Can't Afford an EMR? Try Mining Your Own Data
Vol. 1, Issue 2 - April 17, 2008
Even basic health information systems can yield a gold mine of information for improving prevention and care of diabetes and other chronic conditions.
“You have more clinical data than you think,” said Richard Miller, DO, chief medical officer at Avera Health Plans, Sioux Falls, S.D.
The payer and its affiliated integrated delivery network, Avera Health, had electronic storehouses of patient demographics, service and diagnostic codes and medication history, as well as sites of service. With no more than off-the-shelf grouping and analysis programs, data miners at Avera Health produced clinically meaningful information from existing claims and billing data.
Results were detailed enough for the organization to assign scores to diabetics based on both care opportunities — testing, office visits, and preventive care — and on severity, as measured by co-morbidities, medications, visits to the emergency department, and hospital admissions.
Similarly, Affinity Health System, an integrated delivery network and health maintenance organization in Menasha, Wis., chose to improve care management by mining data from its existing IT infrastructure rather than shelling out millions for a new electronic medical record.
Affinity’s leaders determined that technology already in place could provide clinicians with at least 80 percent of the information they needed to follow national care guidelines. Hospital information systems had records on blood pressure. For diabetics, blood-sugar test results were in existing laboratory systems, while claims and charge-capture databases could pinpoint the last time a patient was in for an eye exam.
On the clinical side, Affinity had electronic prescribing records that could be mined for information on medication adherence.
Return on investment
The results at both organizations speak for themselves.
In a pilot study at Avera Health, return on investment was 5 to 1 over the first 24 months, so far above organizational expectations that management re-tested initial results several months later and came up with an even greater ratio of 5.5 to 1.
For the health plan, monthly costs to treat diabetes patients dipped to $800 per patient from $1,100, and the care was highly effective. The average weight loss for diabetics enrolled in disease management was 15 percent, according to Miller.
At Affinity, officials decided they wanted to empower patients to be proactive in their own care as part of an overall quality-improvement initiative across the entire three-hospital system and its affiliated 200-physician medical group.
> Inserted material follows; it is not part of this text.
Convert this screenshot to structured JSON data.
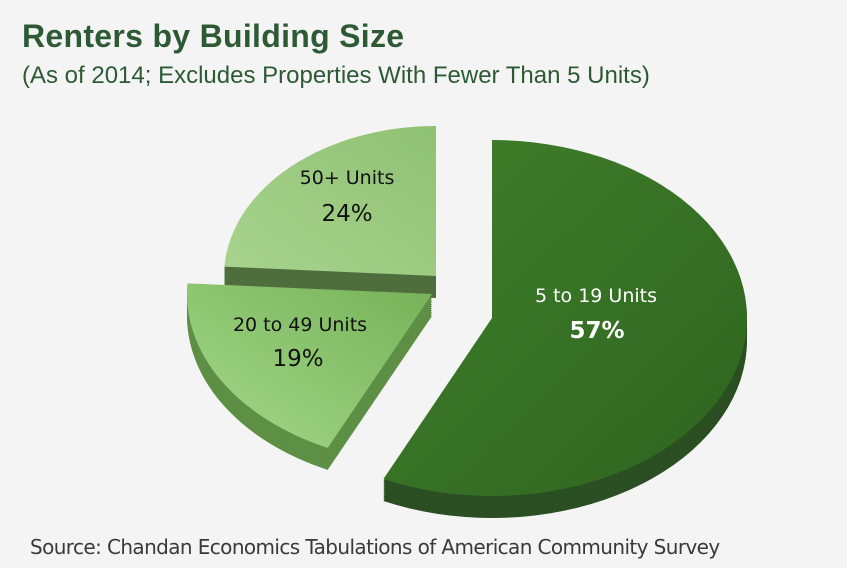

Patient communication is a vital component. Regardless of who the insurance carrier is, each patient in the diabetes disease management program gets an annual “birthday letter,” reminding him or her to get eye and foot exams. Letters containing test results also include “action steps” if that patient’s care falls short of national guidelines.
Effective planning is common
The common success factor at both organizations has been effective planning.
Organizations must define the need for clinical information, in terms of what needs to be changed, who the intended audience is, and what will prompt those people to act, Miller said. Avera focused on diabetes self-care and targeted health coaches, who received reports of risk factors and opportunities to improve health status.
Secondly, it is essential to find appropriate clinical questions to ask. “If you don’t get the question right, it’s most certain that you won’t get the answer right,” Miller said. For Avera, the question was: “Which diabetic patients are the sickest and are missing the preventive services they need?”
The targeting worked, as nearly two-thirds of patients identified enrolled in the program.
Affinity Health envisioned what its medical director for health informatics, Paul Veregge, MD, calls “push-pull” disease management, with reimbursement incentives for physicians to encourage healthy behavior and the promise of lower health care costs for patients who adhered to the program.